Row,Animal_Id,Location,Fittness,Line,harvest,Weight_initial,Weight_final,Length_initial,Length_final,weight_init_std,country
Unnamed: 0_level_1,String,String15,String,String15,String,Float64,Float64?,Float64,Float64?,Float64,String
1,10977965,Kunduchi,Adequate,Wami,Yes,84.3,201.5,14.2,18.0,1.73555,Africa
2,10978207,Kunduchi,Adequate,Wami,Yes,67.8,missing,13.4,missing,0.987237,Africa
3,10978378,Kunduchi,Adequate,Wami,Yes,103.94,225.9,14.4,18.5,2.62627,Africa
4,10978460,Kunduchi,Adequate,Wami,Yes,84.85,239.2,14.5,19.9,1.76049,Africa
5,10977732,Kunduchi,Adequate,Wami,Yes,78.29,195.6,14.0,19.0,1.46298,Africa
6,10978532,Kunduchi,Adequate,Wami,Yes,89.93,220.0,14.7,19.0,1.99088,Africa
7,10978612,Kunduchi,Adequate,Wami,Yes,117.83,270.9,15.0,20.0,3.25621,Africa
8,10977963,Kunduchi,Adequate,Wami,Yes,92.48,209.4,14.9,18.3,2.10653,Africa
9,10977682,Kunduchi,Adequate,Wami,Yes,95.54,178.8,14.9,17.7,2.24531,Africa
10,10978295,Kunduchi,Adequate,Wami,Yes,70.27,135.2,13.3,16.0,1.09926,Africa


We will finish this session with a core skill. How to save dataframes in a file.

In [52]:
CSV.write("pheno_modified.csv", pheno)

"pheno_modified.csv"

## Exercises

### Exercise 1

We will use a dataset from Kaggle https://www.kaggle.com/datasets/jessemostipak/hotel-booking-demand?resource=download on hotel bookings. You can find the file under today's folder with the name `hotel_bookings.csv`.

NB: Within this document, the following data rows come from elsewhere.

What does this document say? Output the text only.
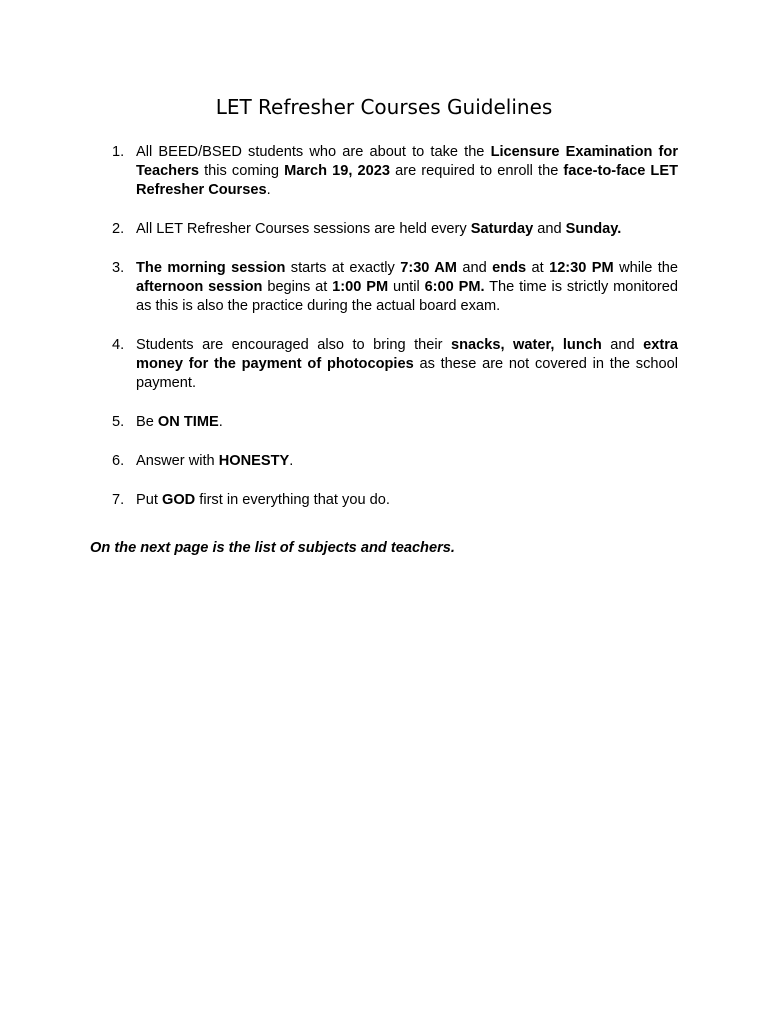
LET Refresher Courses Guidelines
1. All BEED/BSED students who are about to take the Licensure Examination for Teachers this coming March 19, 2023 are required to enroll the face-to-face LET Refresher Courses.
2. All LET Refresher Courses sessions are held every Saturday and Sunday.
3. The morning session starts at exactly 7:30 AM and ends at 12:30 PM while the afternoon session begins at 1:00 PM until 6:00 PM. The time is strictly monitored as this is also the practice during the actual board exam.
4. Students are encouraged also to bring their snacks, water, lunch and extra money for the payment of photocopies as these are not covered in the school payment.
5. Be ON TIME.
6. Answer with HONESTY.
7. Put GOD first in everything that you do.

On the next page is the list of subjects and teachers.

* Create a dataframe named hotel_bookings. Indicate that NULL denotes a missing value.
* How many rows an columns it contains.
* Create a data summary.
* Select rows 10000 - 10100 and the columns `reserved_room_type` and `reservation_status`.
* Select rows where `hotel`is `City Hotel`,`arrival_date_month`is `December` and `adr`is 100 or less. How many rows do you end up with?
* Select the column names that contain `previous`.
* Select the column names between `adults` and `is_repeated_guest`. 
* Create a new dataframe that contain all the numeric columns from hotel_bookings.
* Create a new column that contains the values of the `adr` column in the power of 3. Name it `adr_cube`.
* Write the modified dataframe in a zip format in a file named `hotel_bookings_modified.zip`. Use `:`to separate the columns.